Species of flowering plant

Dodonaea bursariifolia, commonly known as small hop-bush, is a species of plant in the family Sapindaceae and is endemic to southern inland areas of continental Australia. It is a spreading shrub with simple egg-shaped to lance-shaped leaves, the narrower end towards the base, or oblong leaves, flowers arranged in pairs or threes, oblong capsules usually with three leathery, oblong wings.

==Description==
Dodonaea bursariifolia is a usually a dioecious, spreading shrub that typically grows to a height of 0.2–2 m.
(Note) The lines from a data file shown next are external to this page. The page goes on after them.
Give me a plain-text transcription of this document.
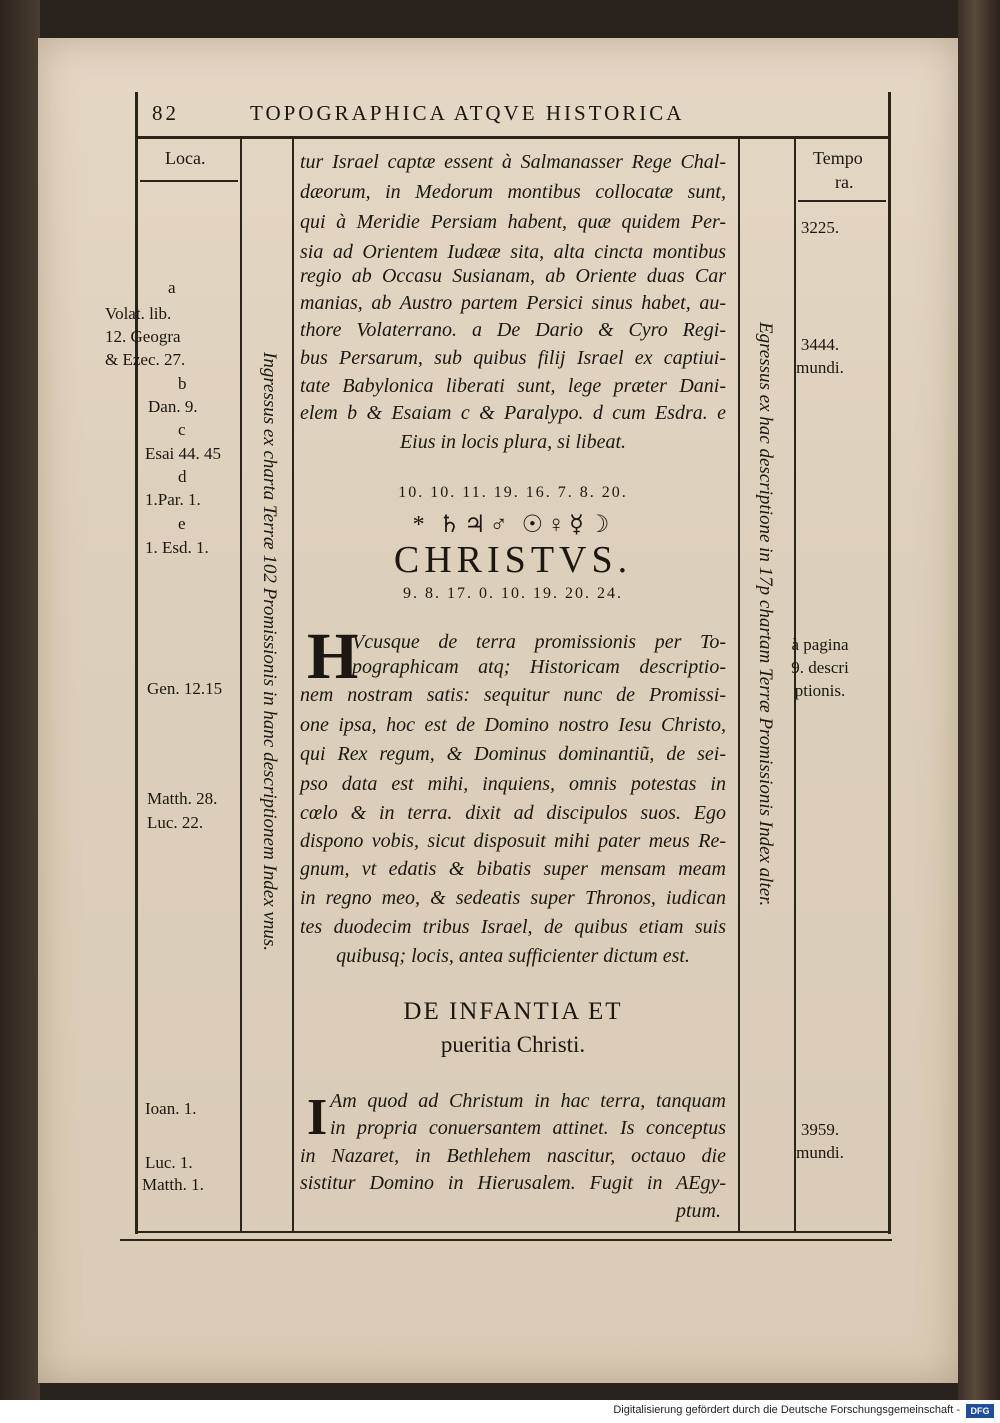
82	TOPOGRAPHICA ATQVE HISTORICA
Loca.	Tempo
ra.
a
Volat. lib.
12. Geogra
& Ezec. 27.
b
Dan. 9.
c
Esai 44. 45
d
1.Par. 1.
e
1. Esd. 1.
Gen. 12.15
Matth. 28.
Luc. 22.
Ioan. 1.
Luc. 1.
Matth. 1.
3225.
3444.
mundi.
à pagina
9. descri
ptionis.
3959.
mundi.
Ingressus ex charta Terræ 102 Promissionis in hanc descriptionem Index vnus.	Egressus ex hac descriptione in 17p chartam Terræ Promissionis Index alter.
tur Israel captæ essent à Salmanasser Rege Chal-
dæorum, in Medorum montibus collocatæ sunt,
qui à Meridie Persiam habent, quæ quidem Per-
sia ad Orientem Iudææ sita, alta cincta montibus
regio ab Occasu Susianam, ab Oriente duas Car
manias, ab Austro partem Persici sinus habet, au-
thore Volaterrano. a De Dario & Cyro Regi-
bus Persarum, sub quibus filij Israel ex captiui-
tate Babylonica liberati sunt, lege præter Dani-
elem b & Esaiam c & Paralypo. d cum Esdra. e
Eius in locis plura, si libeat.
10. 10. 11. 19. 16. 7. 8. 20.
* ♄♃♂ ☉♀☿☽
CHRISTVS.
9. 8. 17. 0. 10. 19. 20. 24.
H
Vcusque de terra promissionis per To-
pographicam atq; Historicam descriptio-
nem nostram satis: sequitur nunc de Promissi-
one ipsa, hoc est de Domino nostro Iesu Christo,
qui Rex regum, & Dominus dominantiũ, de sei-
pso data est mihi, inquiens, omnis potestas in
cœlo & in terra. dixit ad discipulos suos. Ego
dispono vobis, sicut disposuit mihi pater meus Re-
gnum, vt edatis & bibatis super mensam meam
in regno meo, & sedeatis super Thronos, iudican
tes duodecim tribus Israel, de quibus etiam suis
quibusq; locis, antea sufficienter dictum est.
DE INFANTIA ET
pueritia Christi.
I Am quod ad Christum in hac terra, tanquam
in propria conuersantem attinet. Is conceptus
in Nazaret, in Bethlehem nascitur, octauo die
sistitur Domino in Hierusalem. Fugit in AEgy-
ptum.
Digitalisierung gefördert durch die Deutsche Forschungsgemeinschaft -	DFG
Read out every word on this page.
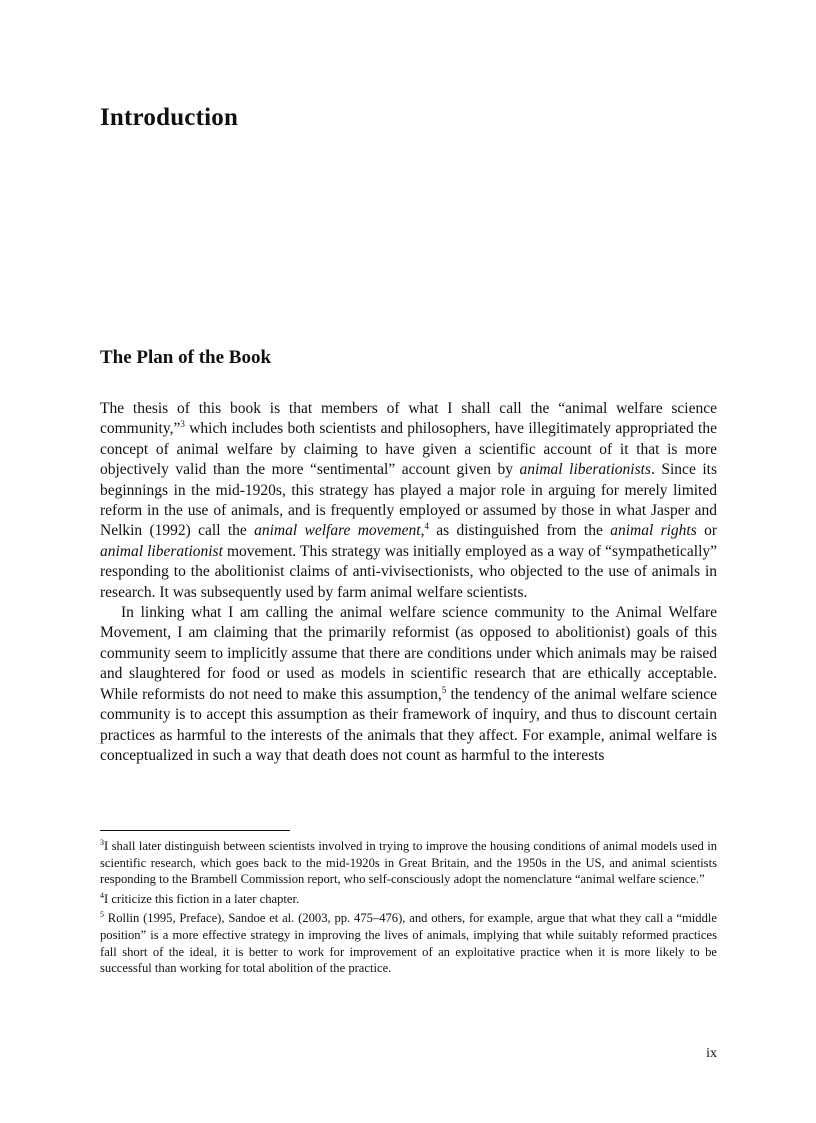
Introduction
The Plan of the Book

The thesis of this book is that members of what I shall call the “animal welfare science community,”$^3$ which includes both scientists and philosophers, have illegitimately appropriated the concept of animal welfare by claiming to have given a scientific account of it that is more objectively valid than the more “sentimental” account given by animal liberationists. Since its beginnings in the mid-1920s, this strategy has played a major role in arguing for merely limited reform in the use of animals, and is frequently employed or assumed by those in what Jasper and Nelkin (1992) call the animal welfare movement,$^4$ as distinguished from the animal rights or animal liberationist movement. This strategy was initially employed as a way of “sympathetically” responding to the abolitionist claims of anti-vivisectionists, who objected to the use of animals in research. It was subsequently used by farm animal welfare scientists.

In linking what I am calling the animal welfare science community to the Animal Welfare Movement, I am claiming that the primarily reformist (as opposed to abolitionist) goals of this community seem to implicitly assume that there are conditions under which animals may be raised and slaughtered for food or used as models in scientific research that are ethically acceptable. While reformists do not need to make this assumption,$^5$ the tendency of the animal welfare science community is to accept this assumption as their framework of inquiry, and thus to discount certain practices as harmful to the interests of the animals that they affect. For example, animal welfare is conceptualized in such a way that death does not count as harmful to the interests

$^3$I shall later distinguish between scientists involved in trying to improve the housing conditions of animal models used in scientific research, which goes back to the mid-1920s in Great Britain, and the 1950s in the US, and animal scientists responding to the Brambell Commission report, who self-consciously adopt the nomenclature “animal welfare science.”

$^4$I criticize this fiction in a later chapter.

$^5$ Rollin (1995, Preface), Sandoe et al. (2003, pp. 475–476), and others, for example, argue that what they call a “middle position” is a more effective strategy in improving the lives of animals, implying that while suitably reformed practices fall short of the ideal, it is better to work for improvement of an exploitative practice when it is more likely to be successful than working for total abolition of the practice.

ix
Its leaves are simple, sessile, egg-shaped to lance-shaped with the narrower end towards the base, sometimes oblong, 8–35 mm long and 3–15 mm wide. The flowers are arranged in pairs or groups of three, rarely in a cyme, each flower on a pedicel 1.5–2.6 mm long, usually with five linear or lance-shaped sepals 1.4–3 mm long but that fall off as the flowers develop. There are five to eight stamens and the ovary is glabrous. The fruit is a glabrous, oblong capsule, 6.5–8.5 mm long and 5–8.5 mm wide, with four leathery wings 0.5–1 mm wide.

==Taxonomy==
Dodonaea bursariifolia was first formally described in 1854 by Ferdinand von Mueller in Transactions of the Philosophical Society of Victoria. The specific epithet (bursariifolia) means 'having leaves similar to the genus Bursaria.

==Distribution and habitat==
This species of Dodonaea grows in semi-arid mallee and Melaleuca uncinata communities and is common in inland areas of south-western, Western Australia, South Australia, the north-west of Victoria and west and south of Euabalong in New South Wales.